Courtesy of the artists
Our own efforts—exploring a range of social and environmental issues arising from the interaction between humans and nature—draw inspiration from this historic water conservancy project in southwestern China.
For example, we have worked with a nearby ethnic minority group, the Qiang, in Wenchuan County, the epicenter of a terrible earthquake in 2008. Collaborating with residents and geologists, we have developed innovative, small-scale practices that address issues of landscape, urbanization, climate change, and alternative futures. We have worked with a Qiang village to establish a small folklore museum to preserve their knowledge and traditions. To help strengthen new buildings, we used a technique—One University One Village—developed by the School of Architecture at the Chinese University of Hong Kong to adjust the proportions of grain sizes in raw earth to meet the earthquake-resistant standard. We have also focused on the impact of governmental policy and post-earthquake reconstruction on this area and how local wisdom informs the daily lives of people here.

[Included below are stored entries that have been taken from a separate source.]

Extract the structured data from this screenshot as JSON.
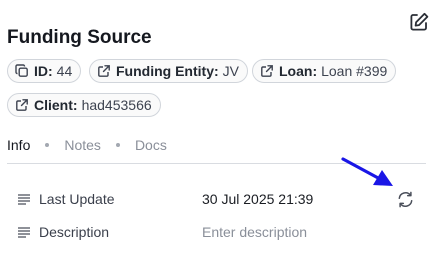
{
  "header": {
    "title": "Funding Source",
    "edit_icon": "edit-square-icon"
  },
  "chips": [
    {
      "icon": "copy-icon",
      "key": "ID:",
      "value": "44"
    },
    {
      "icon": "external-link-icon",
      "key": "Funding Entity:",
      "value": "JV"
    },
    {
      "icon": "external-link-icon",
      "key": "Loan:",
      "value": "Loan #399"
    },
    {
      "icon": "external-link-icon",
      "key": "Client:",
      "value": "had453566"
    }
  ],
  "tabs": [
    {
      "label": "Info",
      "active": true
    },
    {
      "label": "Notes",
      "active": false
    },
    {
      "label": "Docs",
      "active": false
    }
  ],
  "fields": [
    {
      "icon": "lines-icon",
      "label": "Last Update",
      "value": "30 Jul 2025 21:39"
    },
    {
      "icon": "lines-icon",
      "label": "Description",
      "placeholder": "Enter description"
    }
  ],
  "refresh_icon": "refresh-icon",
  "colors": {
    "annotation_arrow": "#1a16e6"
  }
}
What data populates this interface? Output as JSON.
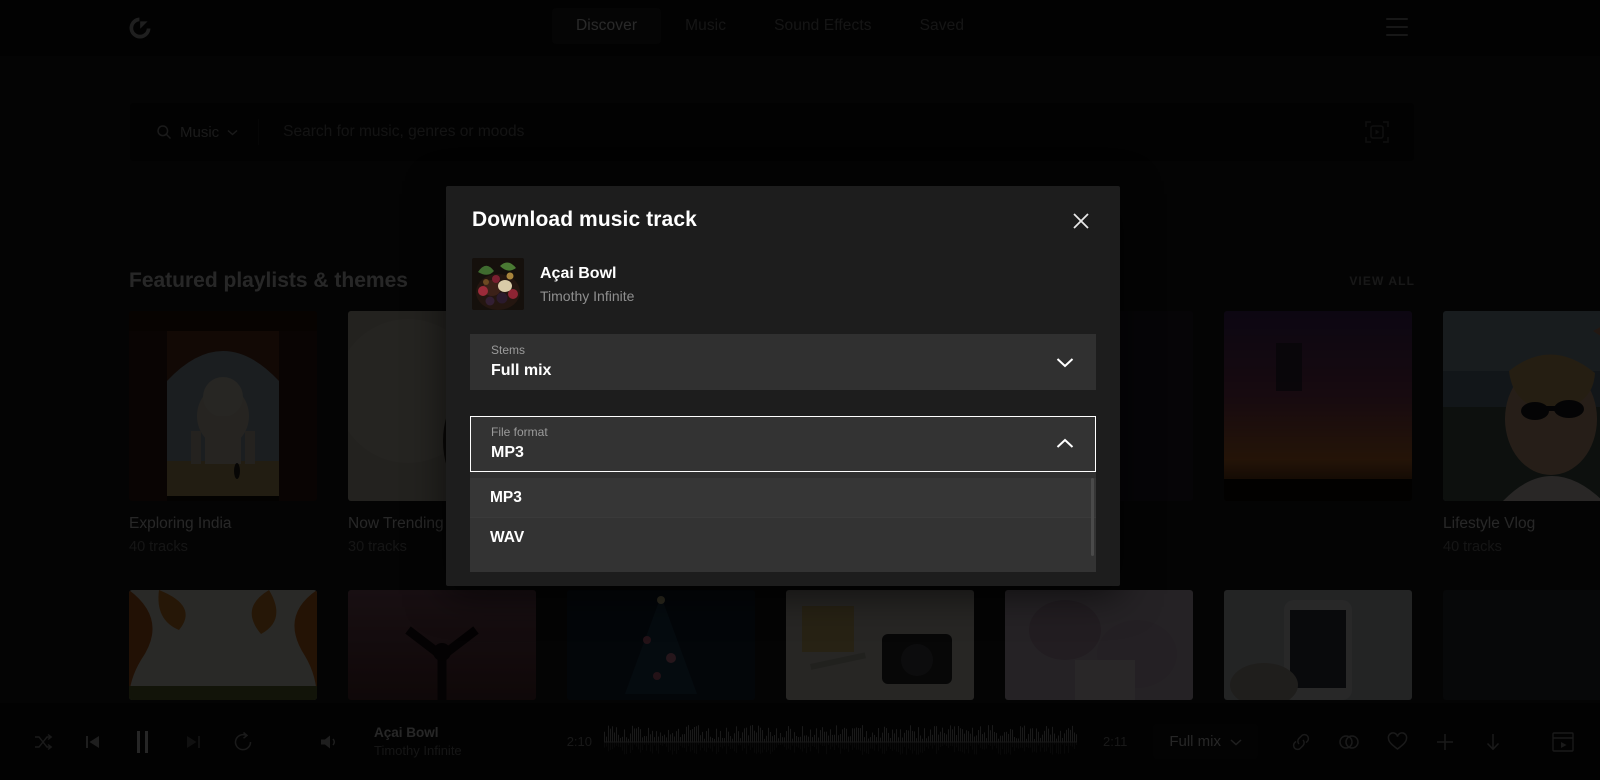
{
  "app": {
    "logo_name": "epidemic-sound-logo"
  },
  "header": {
    "nav": [
      {
        "label": "Discover",
        "active": true
      },
      {
        "label": "Music",
        "active": false
      },
      {
        "label": "Sound Effects",
        "active": false
      },
      {
        "label": "Saved",
        "active": false
      }
    ],
    "menu_icon": "hamburger-menu-icon"
  },
  "search": {
    "type_label": "Music",
    "type_chevron": "chevron-down-icon",
    "search_icon": "search-icon",
    "placeholder": "Search for music, genres or moods",
    "value": "",
    "right_icon": "video-search-icon"
  },
  "main": {
    "section_title": "Featured playlists & themes",
    "view_all_label": "VIEW ALL",
    "playlists": [
      {
        "title": "Exploring India",
        "tracks": "40 tracks"
      },
      {
        "title": "Now Trending",
        "tracks": "30 tracks"
      },
      {
        "title": "",
        "tracks": ""
      },
      {
        "title": "",
        "tracks": ""
      },
      {
        "title": "",
        "tracks": ""
      },
      {
        "title": "",
        "tracks": ""
      },
      {
        "title": "Lifestyle Vlog",
        "tracks": "40 tracks"
      }
    ]
  },
  "modal": {
    "title": "Download music track",
    "close_icon": "close-icon",
    "track": {
      "title": "Açai Bowl",
      "artist": "Timothy Infinite",
      "artwork_name": "acai-bowl-artwork"
    },
    "stems_field": {
      "label": "Stems",
      "value": "Full mix",
      "chevron": "chevron-down-icon",
      "expanded": false
    },
    "format_field": {
      "label": "File format",
      "value": "MP3",
      "chevron": "chevron-up-icon",
      "expanded": true
    },
    "format_options": [
      {
        "label": "MP3",
        "selected": true
      },
      {
        "label": "WAV",
        "selected": false
      }
    ]
  },
  "player": {
    "controls": [
      {
        "name": "shuffle-button",
        "icon": "shuffle-icon"
      },
      {
        "name": "previous-button",
        "icon": "skip-previous-icon"
      },
      {
        "name": "pause-button",
        "icon": "pause-icon"
      },
      {
        "name": "next-button",
        "icon": "skip-next-icon"
      },
      {
        "name": "repeat-button",
        "icon": "repeat-icon"
      },
      {
        "name": "volume-button",
        "icon": "volume-icon"
      }
    ],
    "track": {
      "title": "Açai Bowl",
      "artist": "Timothy Infinite"
    },
    "current_time": "2:10",
    "total_time": "2:11",
    "stems_label": "Full mix",
    "stems_chevron": "chevron-down-icon",
    "actions": [
      {
        "name": "copy-link-button",
        "icon": "link-icon"
      },
      {
        "name": "similar-tracks-button",
        "icon": "overlapping-circles-icon"
      },
      {
        "name": "favorite-button",
        "icon": "heart-icon"
      },
      {
        "name": "add-to-project-button",
        "icon": "plus-icon"
      },
      {
        "name": "download-button",
        "icon": "download-arrow-icon"
      },
      {
        "name": "video-preview-button",
        "icon": "video-window-icon"
      }
    ]
  },
  "colors": {
    "background": "#0a0a0a",
    "modal_bg": "#1d1d1d",
    "field_bg": "#303030",
    "accent_border": "#ffffff",
    "text_primary": "#ffffff",
    "text_secondary": "#8f8f8f"
  }
}
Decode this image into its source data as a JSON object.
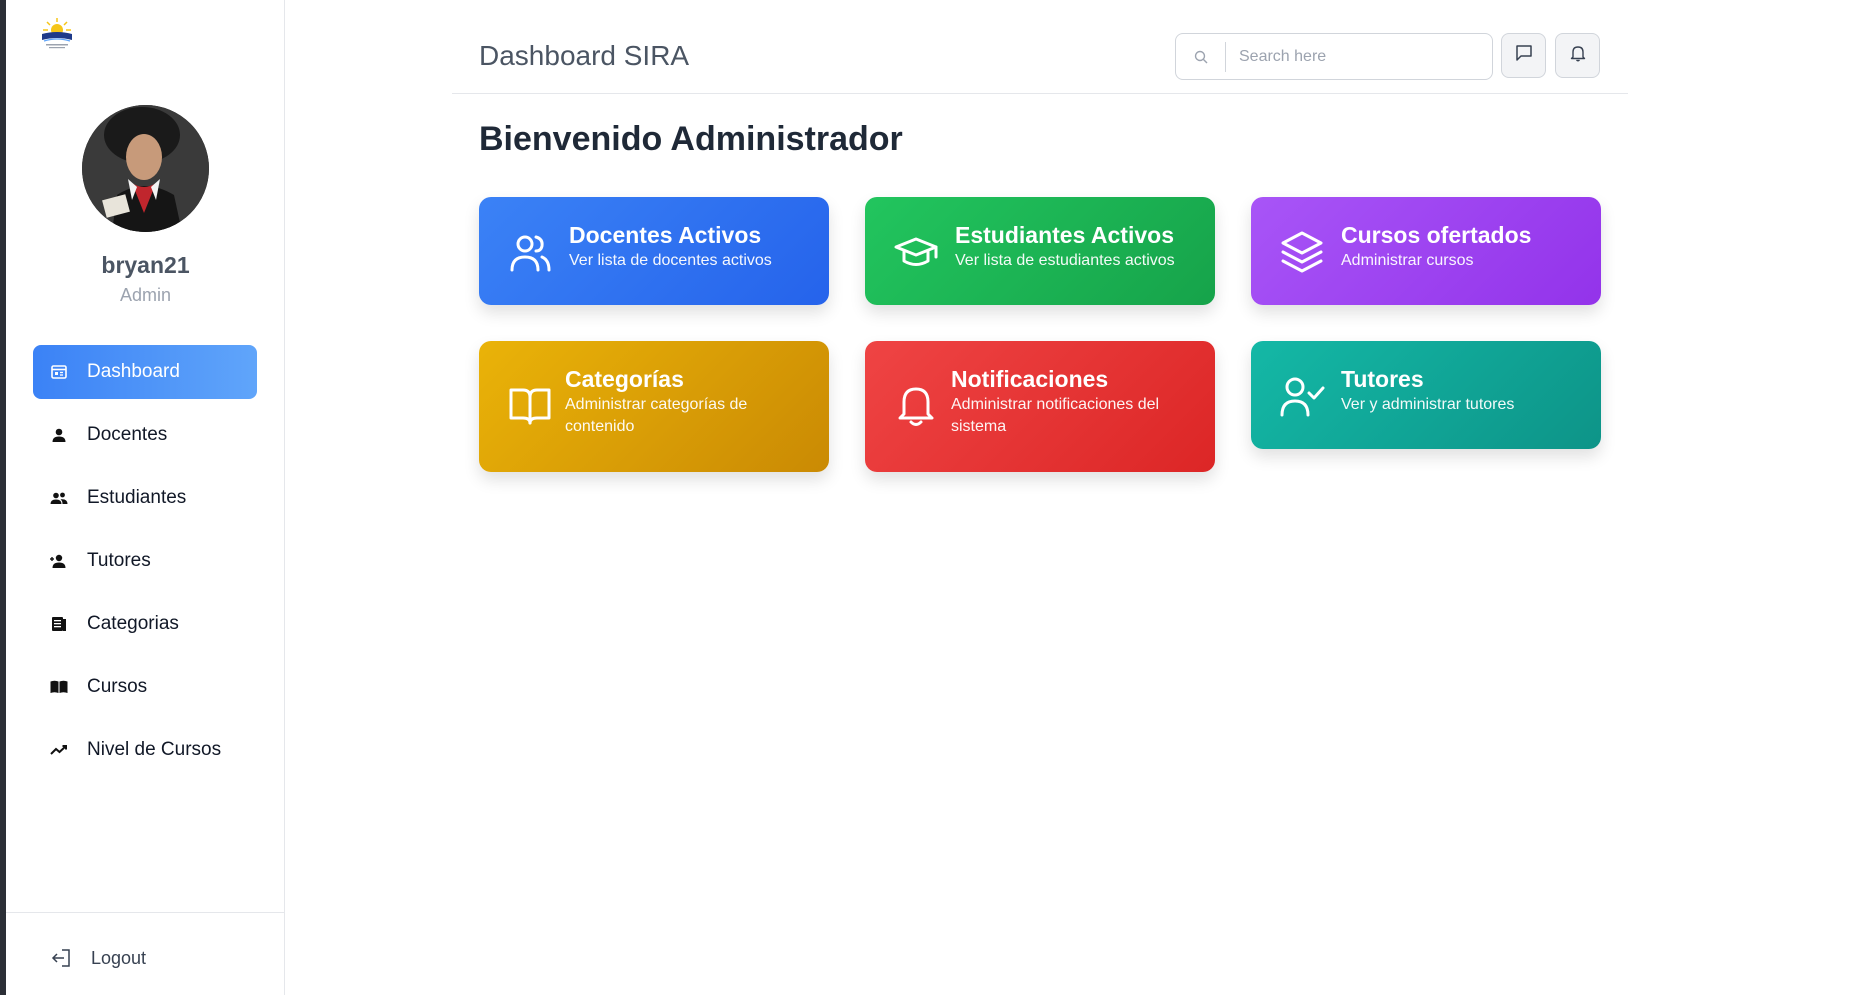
{
  "sidebar": {
    "username": "bryan21",
    "role": "Admin",
    "items": [
      {
        "label": "Dashboard",
        "icon": "dashboard-icon",
        "active": true
      },
      {
        "label": "Docentes",
        "icon": "person-icon"
      },
      {
        "label": "Estudiantes",
        "icon": "group-icon"
      },
      {
        "label": "Tutores",
        "icon": "person-add-icon"
      },
      {
        "label": "Categorias",
        "icon": "article-icon"
      },
      {
        "label": "Cursos",
        "icon": "book-icon"
      },
      {
        "label": "Nivel de Cursos",
        "icon": "trending-icon"
      }
    ],
    "logout_label": "Logout"
  },
  "header": {
    "title": "Dashboard SIRA",
    "search_placeholder": "Search here"
  },
  "main": {
    "welcome": "Bienvenido Administrador",
    "cards": [
      {
        "title": "Docentes Activos",
        "subtitle": "Ver lista de docentes activos",
        "icon": "users-icon",
        "color": "#3b82f6"
      },
      {
        "title": "Estudiantes Activos",
        "subtitle": "Ver lista de estudiantes activos",
        "icon": "graduation-cap-icon",
        "color": "#22c55e"
      },
      {
        "title": "Cursos ofertados",
        "subtitle": "Administrar cursos",
        "icon": "layers-icon",
        "color": "#a855f7"
      },
      {
        "title": "Categorías",
        "subtitle": "Administrar categorías de contenido",
        "icon": "open-book-icon",
        "color": "#eab308"
      },
      {
        "title": "Notificaciones",
        "subtitle": "Administrar notificaciones del sistema",
        "icon": "bell-icon",
        "color": "#ef4444"
      },
      {
        "title": "Tutores",
        "subtitle": "Ver y administrar tutores",
        "icon": "user-check-icon",
        "color": "#14b8a6"
      }
    ]
  }
}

And so we learn. And we walk.
Left to right: Cao Minghao, Chen Jianjun, Deng Pu, and Zhu Dan in Zengjia Town, Sichuan. “I see this ‘gap closure’ hike as an act of healing,” Salopek says. “Now the walk’s trail is made whole again.”
Photograph courtesy Chen Jianjun
We have hiked along the length of the Min River that feeds the Dujiangyan irrigation project—a distance of nearly 750 kilometers from its source to the lower reaches. Near the headwaters, we worked alongside Tibetan grassland pastoralists, making art with them that explores various effects of geology and global climate change.
The complexity of human-nature relationships maybe helped prepare us to “sew up” Paul’s trail gap. By spending years patiently collaborating with local ethnic groups in China—people who know the land intimately, and who helped us create our own body of landscape-based art—we could appreciate, as Paul does, the subtle details that presented themselves along our rural trail.
We saw, for example, that people in the area, drawing on the practices of their ancestors, have built arable terraces on the mountainsides to grow food crops. Meanwhile, remnant earthen and wooden dwellings show their wisdom in using local materials and techniques to solve the problem of housing.
This region was new to us. Even on foot, time can seem short, and we sometimes struggled to comprehend the landscape sliding by at just three miles an hour. Was it that China's long history was too too compressed to grasp even at that speed? Or was the tapestry of all human existence and migration simply too intricate to hold in one pass?
There were moments of clarity amid the forest's embrace, as when we beheld villages nestled in breathtaking highland scenes reminiscent of the mythical Shangri-La. Yet they often had few people, and we felt a pang of sorrow, fearing for the imminent disappearance of these habitations. If peace and prosperity outside the mountains endure long enough, we wondered whether those who once left the countryside in waves will ever return to their roots?
We wanted to tell Paul what we learned, about changing ways that surely are echoed in other parts of the world, differing only in scale and scope. Sharing these thoughts with him via WeChat, we learned that he was somewhere far to the north, camping along the banks of the Yellow River in Shaanxi Province, trying to mend his wind-torn tent in the dark.
“I see this ‘gap closure’ hike as an act of healing,” Paul told us. “It was a rupture in the journey caused by a global pandemic. Now the walk’s trail is made whole again.”
Our hike continues to provide us with space for imagination, without boundaries—a welcome challenge. This is art’s mysterious gift.
Artists and transdisciplinary researchers Cao Minghao and Chen Jianjun live and work in Chengdu. Zhu Dan is an ecologist at the Chengdu Institute of Biology, Chinese Academy of Sciences. Using contemporary photography, he is investigating the travels a hundred years ago of the American explorer Joseph F. Rock.